Math Problem Solver

$$\frac{1}{3},\frac{1}{4},\frac{1}{5},\frac{1}{6},...$$This infinite sequence is a harmonic sequence. The n^th term rule for the sequence is $a_n=\frac{1}{n + 2}$, where $n>0$. The recursive formula is $a_n=\frac{a_{n-1}}{a_{n-1} + 1}$, where $n>1$ and $a_{1}=\frac{1}{3}$.

Harmonic sequence is formed by taking the reciprocal of the terms of the arithmetic sequence. The harmonic sequence formula is the reciprocal of the arithmetic sequence formula.
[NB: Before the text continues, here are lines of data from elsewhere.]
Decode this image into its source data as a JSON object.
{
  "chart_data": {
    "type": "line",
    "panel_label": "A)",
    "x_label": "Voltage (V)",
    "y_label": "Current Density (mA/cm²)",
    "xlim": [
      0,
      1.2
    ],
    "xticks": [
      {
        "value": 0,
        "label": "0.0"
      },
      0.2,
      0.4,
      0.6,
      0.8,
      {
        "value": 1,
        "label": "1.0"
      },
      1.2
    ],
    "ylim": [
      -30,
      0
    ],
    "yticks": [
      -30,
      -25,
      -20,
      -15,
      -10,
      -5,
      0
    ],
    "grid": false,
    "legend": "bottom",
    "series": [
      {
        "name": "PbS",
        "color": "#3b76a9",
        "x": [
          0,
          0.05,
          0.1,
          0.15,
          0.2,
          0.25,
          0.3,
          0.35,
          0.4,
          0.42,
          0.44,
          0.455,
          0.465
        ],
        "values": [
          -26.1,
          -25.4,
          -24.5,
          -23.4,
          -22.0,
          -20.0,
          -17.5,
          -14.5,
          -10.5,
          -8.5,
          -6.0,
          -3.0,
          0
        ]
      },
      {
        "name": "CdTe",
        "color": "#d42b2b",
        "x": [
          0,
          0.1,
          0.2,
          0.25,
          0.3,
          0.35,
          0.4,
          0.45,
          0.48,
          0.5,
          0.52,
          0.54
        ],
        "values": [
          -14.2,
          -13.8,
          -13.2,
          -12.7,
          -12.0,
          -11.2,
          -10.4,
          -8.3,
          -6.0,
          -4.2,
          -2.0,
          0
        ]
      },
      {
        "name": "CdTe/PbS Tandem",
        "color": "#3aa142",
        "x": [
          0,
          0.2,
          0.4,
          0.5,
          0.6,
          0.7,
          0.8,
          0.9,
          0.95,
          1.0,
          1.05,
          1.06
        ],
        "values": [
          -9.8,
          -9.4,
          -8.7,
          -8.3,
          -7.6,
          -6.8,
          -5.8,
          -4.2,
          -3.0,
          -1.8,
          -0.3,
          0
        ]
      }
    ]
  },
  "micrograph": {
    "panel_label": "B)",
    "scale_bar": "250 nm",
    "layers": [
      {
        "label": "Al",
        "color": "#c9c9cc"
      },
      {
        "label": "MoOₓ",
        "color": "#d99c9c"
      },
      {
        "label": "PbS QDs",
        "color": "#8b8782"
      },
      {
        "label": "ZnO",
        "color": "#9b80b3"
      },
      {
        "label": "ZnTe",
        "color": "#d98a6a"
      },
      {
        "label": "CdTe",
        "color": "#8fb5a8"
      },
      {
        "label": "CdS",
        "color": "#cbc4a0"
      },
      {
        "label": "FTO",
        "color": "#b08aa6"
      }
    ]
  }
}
$$\begin{matrix}\frac{1}{3}&&\frac{1}{4}&&\frac{1}{5}&&\frac{1}{6}\\[6pt]3&&4&&5&&6\\[6pt]&+1&&+1&&+1\\[6pt]\end{matrix}$$

The first row is the harmonic sequence, and the second row is the arithmetic sequence.

Explicit Formula

The formula for a harmonic sequence where $a_1$ is the 1^st term, $d$ is the common difference, and $n$ is the term number is $$a_n=\frac{a_1}{d a_1 (n - 1) + 1}$$

Find $a_1$ and $d$: $$\begin{aligned} a_1&=\frac{1}{3} \\ d&=1 \end{aligned}$$

The n^th term rule is:$$\begin{aligned} a_n&=\frac{a_1}{d a_1 (n - 1) + 1} \\ &=\frac{\frac{1}{3}}{\left(1\right) \left(\frac{1}{3}\right) (n - 1) + 1} \\ &=\frac{1}{n + 2} \end{aligned}$$

Recursive Formula

The formula for a harmonic sequence where $a_{n-1}$ is the (n-1)^th term, $d$ is the common difference, and $n>1$ is $$a_n=\frac{a_{n-1}}{d a_{n-1} + 1}$$

Find $d$: $$\begin{aligned} d=1 \end{aligned}$$

The n^th term rule is:$$\begin{aligned} a_n&=\frac{a_{n-1}}{d a_{n-1} + 1} \\ &=\frac{a_{n-1}}{1 a_{n-1} + 1} \\ &=\frac{a_{n-1}}{a_{n-1} + 1} \end{aligned}$$